As Indiviglio points out, not only are the positions espoused by Occupy Wall Street simply not the kinds of views held by a vast majority of people in this country, but the problems they claim as their starting point are not even close to being universal.
It may be the case that any such movement can easily fall into stereotypes or lend itself to caricature (such is probably the nature of any group that wishes to march through the streets demanding changes), but the difference is that, by and large, successful ones think small. They not only clearly identify their allies and enemies, but state comparatively few specific demands, and establish rapport with a plurality of the public. In short, these groups are believable manifestations of certain segments of popular sentiment. They may have a broader cultural vision, but they dont try to do it all at once. Even the Tea Party, no stranger to sweeping pronouncements itself, has managed to parlay its force into a coherent political agenda: cutting the deficit.
Occupy Wall Street’s organizers, in contrast, seem to have an irresistible tendency to lump every one of their favored causes together. Youd think the Manhattan protest’s demands might center around calls for concrete solutions for the financial crisis: a clear demand for new regulation, for instance, or a call for a jobs program to lower levels of unemployment. Those issues are there, but so are a smorgasbord of other, tangentially-related ones, at least in a ‘draft proposal’ of the movement’s demands : “across the board debt forgiveness for all,” police brutality awareness, environmental pollution, the reversal of Supreme Court decisions, “open borders migration,” and a racial and gender equality amendment to the Constitution. Serving bankers their just deserts has turned into something like an out-of-control potluck dinner.
Though the protests leaders claim their action is both non-ideological and laser-targeted, the ubiquity of things like explicit references to socialism and drop-by visits from Hollywood celebrities put these claims under further suspicion. And now that labor unions have become involved in the protest, the tent is sure to get even bigger.

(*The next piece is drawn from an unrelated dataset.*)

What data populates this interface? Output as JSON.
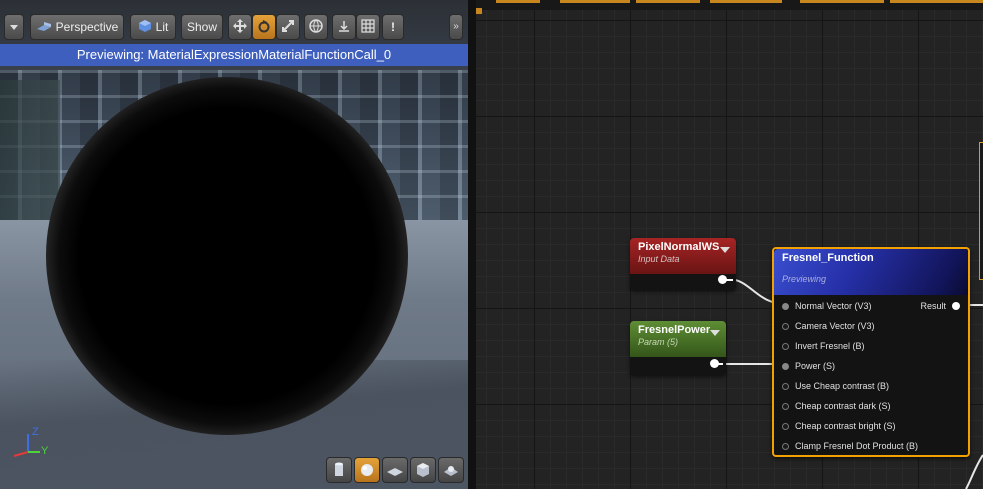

The organizers of this protest are not only overplaying their hand but leaving the game altogether. In attempting to transcend specific groups interests by including everything and everyone, they give in to the old temptation to envision a utopian Answer to Everything. As the lobbyists these protesters disdain demonstrate, blatantly representing one interest group is often a surer path to victory than claiming to be an umbrella for 99 percent of the population.